I am a software developer and recently came across this problem when working on a hobby project, and my knowledge of probability is too small to solve this.
I have a bag that contains 5 negative ones, 5 zeros, 10 ones, 5 twos, 5 threes. The tiles are set randomly on a 5 by 5 grid with 5 tiles left in the bag. The threes in the bag also multiply all 8 of the adjacent squares by 2 (A number is multiplied by $2^n$ adjacent 3's). What is the best way to calculate the expected value of the grid for any known bag that can contain a random amount of any numbers? Bonus points if it can handle any size (and rectangular shape) of grid.
Eg. Bag ( 2 1 3 3 3 ), Grid Value: 27
$$\begin{array}{c|c|c|c|c} 3&2&1&-1&1\\ \hline 1&1&0&0&-1\\ \hline 1&0&3&2&2\\ \hline -1&0&-1&2&1\\ \hline 1&-1&1&1&0 \end{array}$$
Without the multiplier, the solution is quite simple:
The number of values in the grid (25) × The sum of all of the numbers in the bag / the number of numbers in the bag. Or $(n * s) / a$
Since they do not interact, the fact they are in a grid does not even matter. For the same reason, it's not that useful for solving this problem, but I thought I would mention it as a start.

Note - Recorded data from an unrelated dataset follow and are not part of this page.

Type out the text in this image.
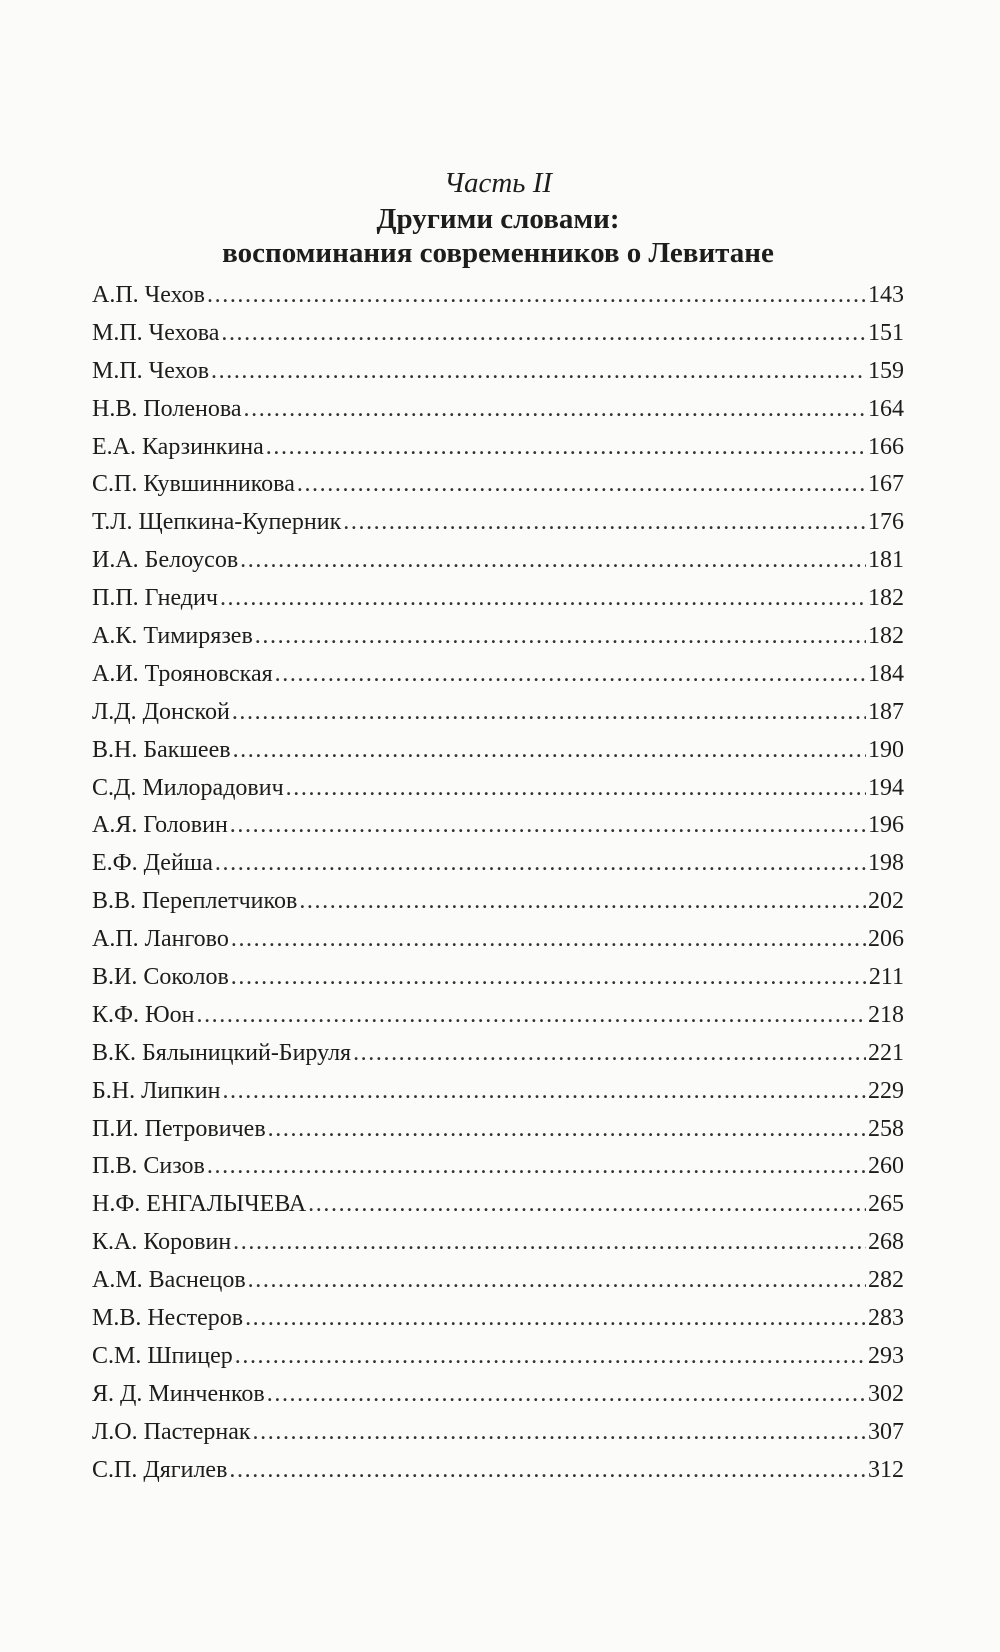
Часть II
Другими словами:
воспоминания современников о Левитане
А.П. Чехов . . .	143
М.П. Чехова . . .	151
М.П. Чехов . . .	159
Н.В. Поленова . . .	164
Е.А. Карзинкина . . .	166
С.П. Кувшинникова . . .	167
Т.Л. Щепкина-Куперник . . .	176
И.А. Белоусов . . .	181
П.П. Гнедич . . .	182
А.К. Тимирязев . . .	182
А.И. Трояновская . . .	184
Л.Д. Донской . . .	187
В.Н. Бакшеев . . .	190
С.Д. Милорадович . . .	194
А.Я. Головин . . .	196
Е.Ф. Дейша . . .	198
В.В. Переплетчиков . . .	202
А.П. Лангово . . .	206
В.И. Соколов . . .	211
К.Ф. Юон . . .	218
В.К. Бялыницкий-Бируля . . .	221
Б.Н. Липкин . . .	229
П.И. Петровичев . . .	258
П.В. Сизов . . .	260
Н.Ф. ЕНГАЛЫЧЕВА . . .	265
К.А. Коровин . . .	268
А.М. Васнецов . . .	282
М.В. Нестеров . . .	283
С.М. Шпицер . . .	293
Я. Д. Минченков . . .	302
Л.О. Пастернак . . .	307
С.П. Дягилев . . .	312
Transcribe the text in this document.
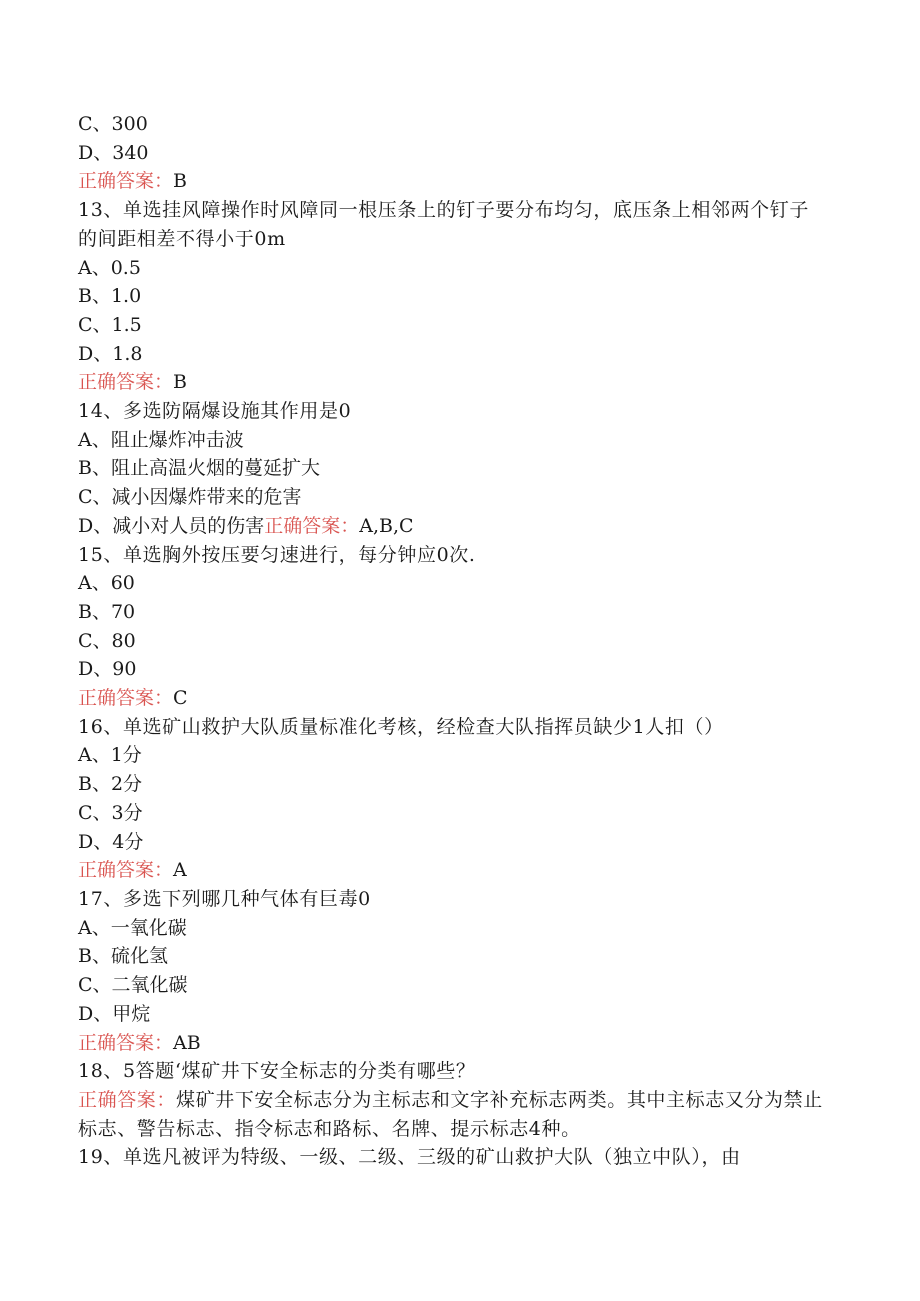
C、300
D、340
正确答案：B
13、单选挂风障操作时风障同一根压条上的钉子要分布均匀，底压条上相邻两个钉子的间距相差不得小于0m
A、0.5
B、1.0
C、1.5
D、1.8
正确答案：B
14、多选防隔爆设施其作用是0
A、阻止爆炸冲击波
B、阻止高温火烟的蔓延扩大
C、减小因爆炸带来的危害
D、减小对人员的伤害正确答案：A,B,C
15、单选胸外按压要匀速进行，每分钟应0次.
A、60
B、70
C、80
D、90
正确答案：C
16、单选矿山救护大队质量标准化考核，经检查大队指挥员缺少1人扣（）
A、1分
B、2分
C、3分
D、4分
正确答案：A
17、多选下列哪几种气体有巨毒0
A、一氧化碳
B、硫化氢
C、二氧化碳
D、甲烷
正确答案：AB
18、5答题‘煤矿井下安全标志的分类有哪些？
正确答案：煤矿井下安全标志分为主标志和文字补充标志两类。其中主标志又分为禁止标志、警告标志、指令标志和路标、名牌、提示标志4种。
19、单选凡被评为特级、一级、二级、三级的矿山救护大队（独立中队），由
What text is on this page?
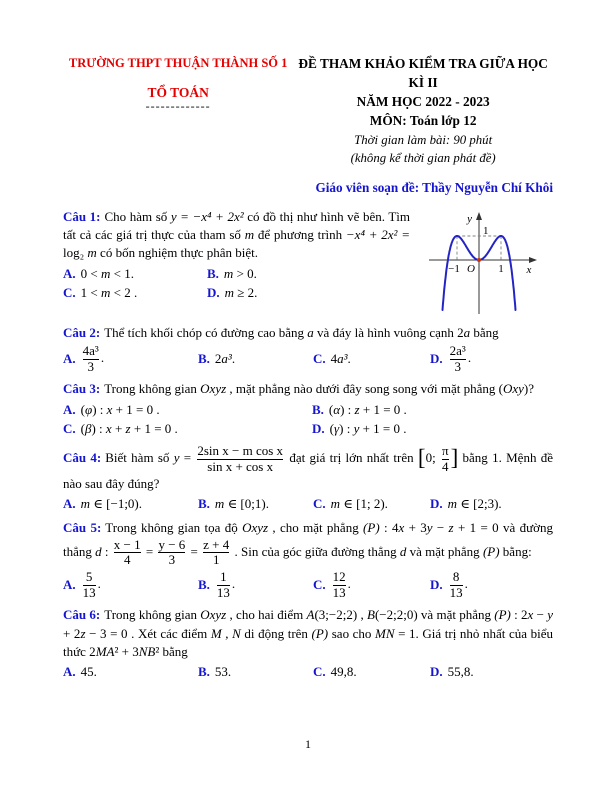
TRƯỜNG THPT THUẬN THÀNH SỐ 1
TỔ TOÁN
-------------
ĐỀ THAM KHẢO KIỂM TRA GIỮA HỌC KÌ II
NĂM HỌC 2022 - 2023
MÔN: Toán lớp 12
Thời gian làm bài: 90 phút
(không kể thời gian phát đề)
Giáo viên soạn đề: Thầy Nguyễn Chí Khôi

Câu 1: Cho hàm số y = −x⁴ + 2x² có đồ thị như hình vẽ bên. Tìm tất cả các giá trị thực của tham số m để phương trình −x⁴ + 2x² = log₂ m có bốn nghiệm thực phân biệt.

A. 0 < m < 1.	B. m > 0.
C. 1 < m < 2 .	D. m ≥ 2.
y
1
−1 O 1 x

Câu 2: Thể tích khối chóp có đường cao bằng a và đáy là hình vuông cạnh 2a bằng

A. $\frac{\text{4a³}}{3}$ .	B. 2a³.	C. 4a³.	D. $\frac{\text{2a³}}{3}$ .

Câu 3: Trong không gian Oxyz , mặt phẳng nào dưới đây song song với mặt phẳng (Oxy)?

A. (φ) : x + 1 = 0 .	B. (α) : z + 1 = 0 .
C. (β) : x + z + 1 = 0 .	D. (γ) : y + 1 = 0 .

Câu 4: Biết hàm số $y = \frac{\text{2sin x − m cos x}}{\text{sin x + cos x}}$ đạt giá trị lớn nhất trên [0; $\frac{\pi}{4}$ ] bằng 1. Mệnh đề nào sau đây đúng?

A. m ∈ [−1;0).	B. m ∈ [0;1).	C. m ∈ [1; 2).	D. m ∈ [2;3).

Câu 5: Trong không gian tọa độ Oxyz , cho mặt phẳng (P) : 4x + 3y − z + 1 = 0 và đường thẳng d : $\frac{x - 1}{4} = \frac{y - 6}{3} = \frac{z + 4}{1}$ . Sin của góc giữa đường thẳng d và mặt phẳng (P) bằng:

A. $\frac{5}{13}$ .	B. $\frac{1}{13}$ .	C. $\frac{12}{13}$ .	D. $\frac{8}{13}$ .

Câu 6: Trong không gian Oxyz , cho hai điểm A(3;−2;2) , B(−2;2;0) và mặt phẳng (P) : 2x − y + 2z − 3 = 0 . Xét các điểm M , N di động trên (P) sao cho MN = 1. Giá trị nhỏ nhất của biểu thức 2MA² + 3NB² bằng

A. 45.	B. 53.	C. 49,8.	D. 55,8.
1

The simplest approach--in the sense of requiring the least mathematics--is via simulation. You would program random permutations and compute the value of the grid for each one; with sufficiently large samples, the expectation would be reasonably close to the exact value, and you can also get an estimate of the standard deviation of the value.
My code in Mathematica:
This produces $10^6$ simulations and computes the overall mean and variance. Note the following:
An exact calculation would be problematic, since the number of such grids is quite large, even after accounting for symmetries and repeated elements.
The conditional means and variances for each base total ranging from $25$ to $40$ are approximately:
$$\begin{array}{c|cc} \text{base} & \text{mean} & \text{variance} \\ \hline 25 & 25. & 0. \\ 26 & 31.4203 & 4.60442 \\ 27 & 36.0449 & 18.0836 \\ 28 & 40.4705 & 19.7906 \\ 29 & 44.906 & 31.9896 \\ 30 & 49.4376 & 36.9694 \\ 31 & 53.8249 & 47.2579 \\ 32 & 58.3649 & 55.2471 \\ 33 & 62.7921 & 61.3061 \\ 34 & 67.0464 & 69.8355 \\ 35 & 71.4379 & 73.5359 \\ 36 & 75.1243 & 69.9286 \\ 37 & 77.7472 & 68.0978 \\ 38 & 79.9451 & 67.8064 \\ 39 & 82.2345 & 66.5388 \\ 40 & 85.338 & 70.5698 \\ \end{array}$$ This is based on $10^7$ simulations.